Year 7: they’ve learnt how to build simple circuits, drawing circuit diagrams with the correct symbols and learning about components and how to use them.

Year 8 and 9: this is a brilliant way to show the primary and secondary colours of light. There are people out there who think the primary colours are red, blue and yellow! Not so. All the colours we see in transmitted light are made from red, green and blue. That’s how your eye, your computer or phone screen works. If you’re mixing paint or inks you need the secondary colours of transmitted light to be your primary colours of reflected light: magenta, cyan and yellow (that’s why those are the cartridges in your printer).

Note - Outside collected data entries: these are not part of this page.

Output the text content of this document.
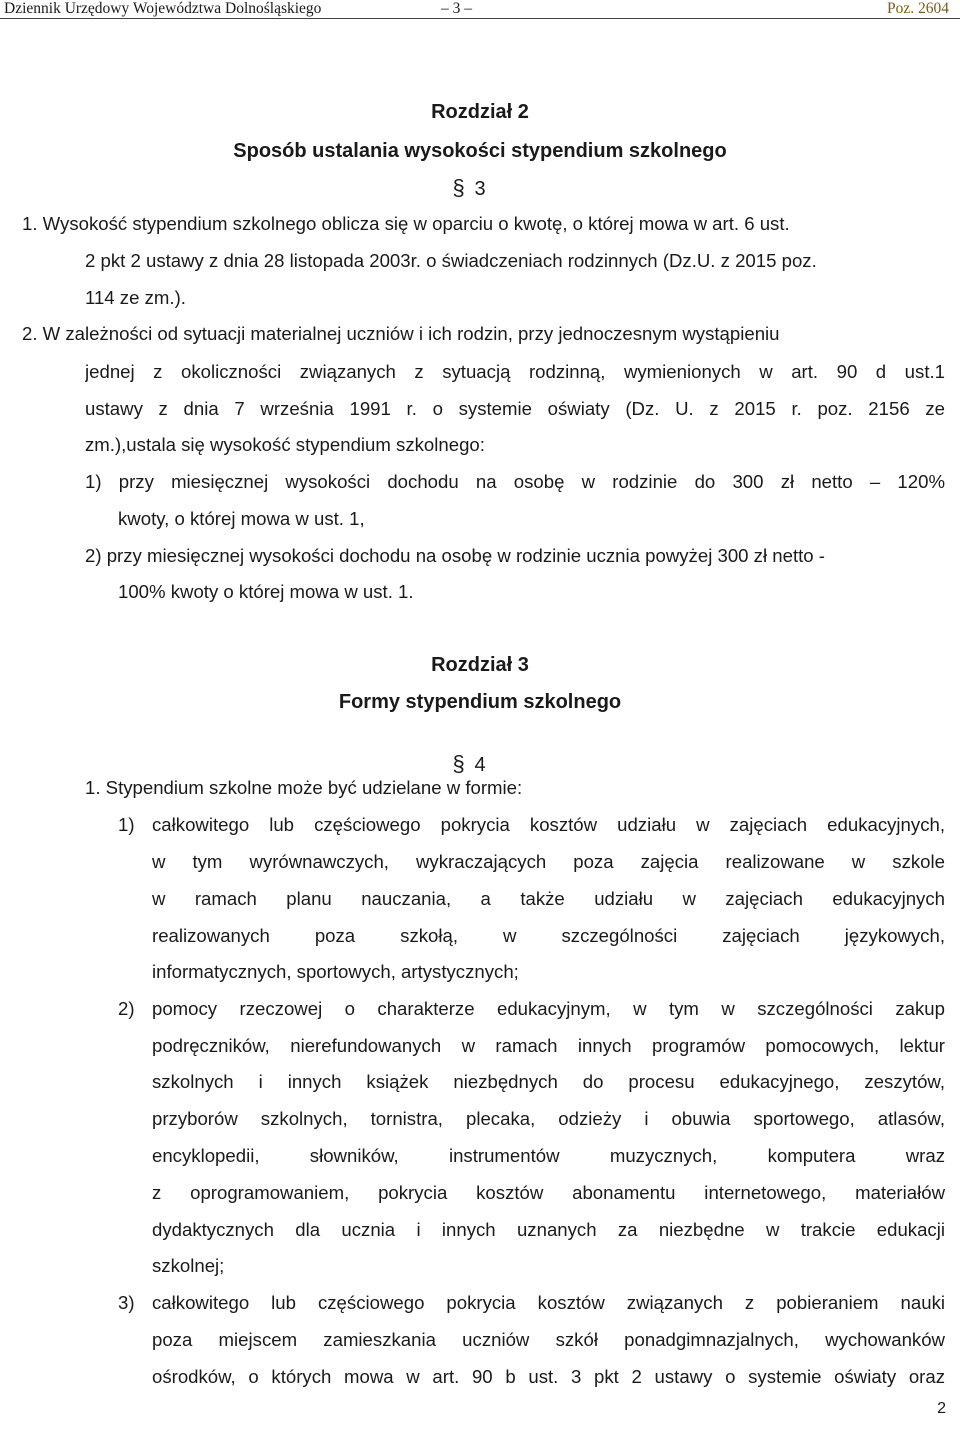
Dziennik Urzędowy Województwa Dolnośląskiego	– 3 –	Poz. 2604
Rozdział 2
Sposób ustalania wysokości stypendium szkolnego
§ 3
1. Wysokość stypendium szkolnego oblicza się w oparciu o kwotę, o której mowa w art. 6 ust.
2 pkt 2 ustawy z dnia 28 listopada 2003r. o świadczeniach rodzinnych (Dz.U. z 2015 poz.
114 ze zm.).
2. W zależności od sytuacji materialnej uczniów i ich rodzin, przy jednoczesnym wystąpieniu
jednej z okoliczności związanych z sytuacją rodzinną, wymienionych w art. 90 d ust.1
ustawy z dnia 7 września 1991 r. o systemie oświaty (Dz. U. z 2015 r. poz. 2156 ze
zm.),ustala się wysokość stypendium szkolnego:
1) przy miesięcznej wysokości dochodu na osobę w rodzinie do 300 zł netto – 120%
kwoty, o której mowa w ust. 1,
2) przy miesięcznej wysokości dochodu na osobę w rodzinie ucznia powyżej 300 zł netto -
100% kwoty o której mowa w ust. 1.
Rozdział 3
Formy stypendium szkolnego
§ 4
1. Stypendium szkolne może być udzielane w formie:
1) całkowitego lub częściowego pokrycia kosztów udziału w zajęciach edukacyjnych,
w tym wyrównawczych, wykraczających poza zajęcia realizowane w szkole
w ramach planu nauczania, a także udziału w zajęciach edukacyjnych
realizowanych poza szkołą, w szczególności zajęciach językowych,
informatycznych, sportowych, artystycznych;
2) pomocy rzeczowej o charakterze edukacyjnym, w tym w szczególności zakup
podręczników, nierefundowanych w ramach innych programów pomocowych, lektur
szkolnych i innych książek niezbędnych do procesu edukacyjnego, zeszytów,
przyborów szkolnych, tornistra, plecaka, odzieży i obuwia sportowego, atlasów,
encyklopedii, słowników, instrumentów muzycznych, komputera wraz
z oprogramowaniem, pokrycia kosztów abonamentu internetowego, materiałów
dydaktycznych dla ucznia i innych uznanych za niezbędne w trakcie edukacji
szkolnej;
3) całkowitego lub częściowego pokrycia kosztów związanych z pobieraniem nauki
poza miejscem zamieszkania uczniów szkół ponadgimnazjalnych, wychowanków
ośrodków, o których mowa w art. 90 b ust. 3 pkt 2 ustawy o systemie oświaty oraz
2
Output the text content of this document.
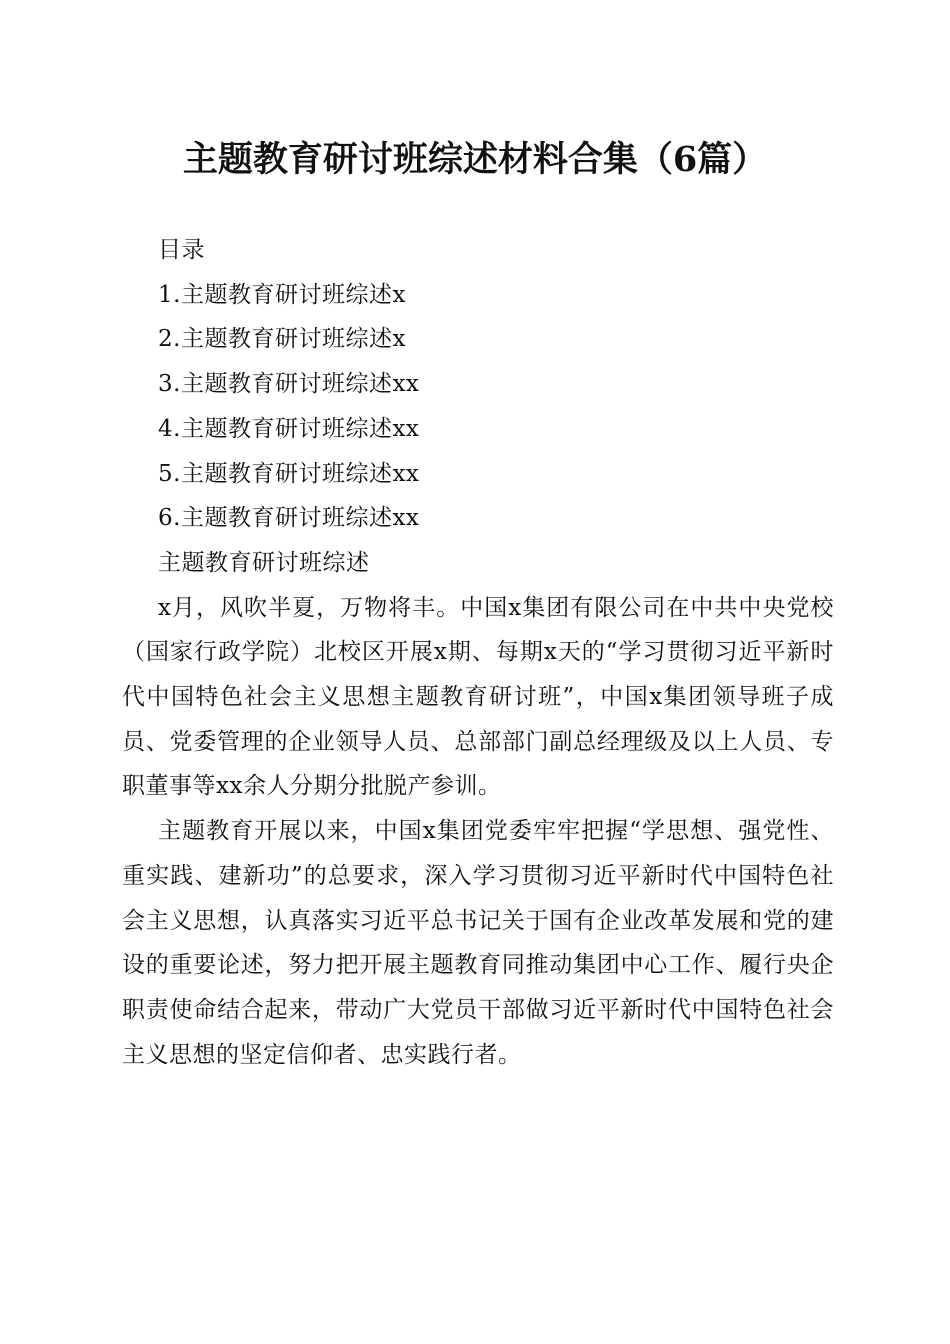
主题教育研讨班综述材料合集（6篇）
目录
1.主题教育研讨班综述x
2.主题教育研讨班综述x
3.主题教育研讨班综述xx
4.主题教育研讨班综述xx
5.主题教育研讨班综述xx
6.主题教育研讨班综述xx
主题教育研讨班综述

x月，风吹半夏，万物将丰。中国x集团有限公司在中共中央党校（国家行政学院）北校区开展x期、每期x天的“学习贯彻习近平新时代中国特色社会主义思想主题教育研讨班”，中国x集团领导班子成员、党委管理的企业领导人员、总部部门副总经理级及以上人员、专职董事等xx余人分期分批脱产参训。

主题教育开展以来，中国x集团党委牢牢把握“学思想、强党性、重实践、建新功”的总要求，深入学习贯彻习近平新时代中国特色社会主义思想，认真落实习近平总书记关于国有企业改革发展和党的建设的重要论述，努力把开展主题教育同推动集团中心工作、履行央企职责使命结合起来，带动广大党员干部做习近平新时代中国特色社会主义思想的坚定信仰者、忠实践行者。
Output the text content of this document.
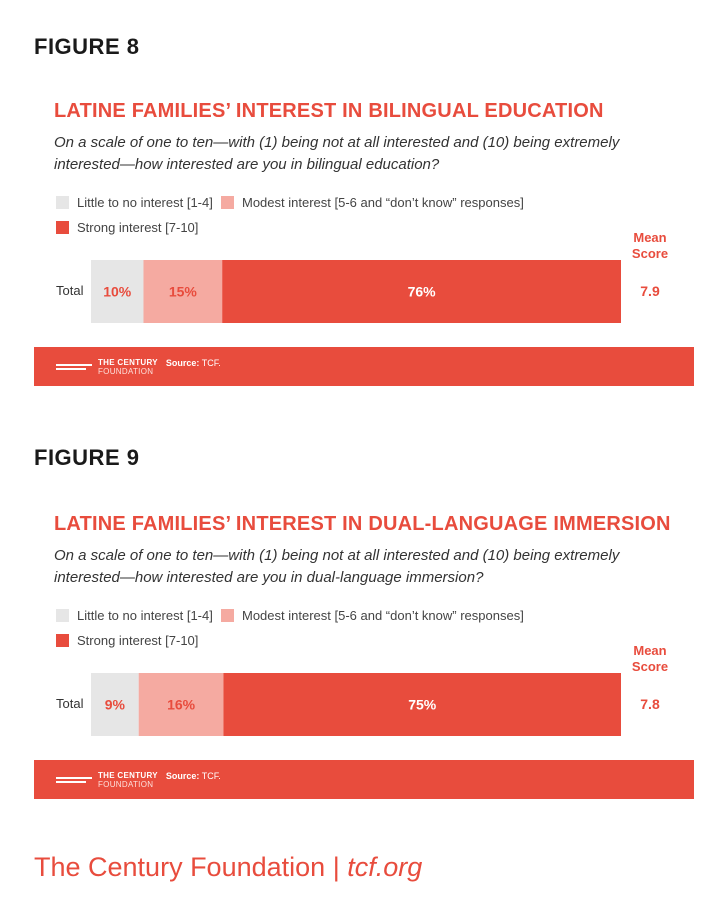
FIGURE 8
LATINE FAMILIES’ INTEREST IN BILINGUAL EDUCATION
On a scale of one to ten—with (1) being not at all interested and (10) being extremely interested—how interested are you in bilingual education?
Little to no interest [1-4] Modest interest [5-6 and “don’t know” responses]
Strong interest [7-10]
Mean
Score
Total 10%	15%	76%	7.9
THE CENTURY
FOUNDATION
Source: TCF.
FIGURE 9
LATINE FAMILIES’ INTEREST IN DUAL-LANGUAGE IMMERSION
On a scale of one to ten—with (1) being not at all interested and (10) being extremely interested—how interested are you in dual-language immersion?
Little to no interest [1-4] Modest interest [5-6 and “don’t know” responses]
Strong interest [7-10]
Mean
Score
Total 9%	16%	75%	7.8
THE CENTURY
FOUNDATION
Source: TCF.
The Century Foundation | tcf.org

A Level: This circuit is a potential divider. We can calculate the current through and voltage across the LEDs. An LED is a low power semiconductor diode, invented in 1967 and now ubiquitous. We can explain how it emits light by being a quantum device.

This simple circuit
A Level Physics student, Manfred, made a more elegant version of the colour LED mixer

We can also control this circuit with a computer such as the Raspberry pi. But that a story for another day.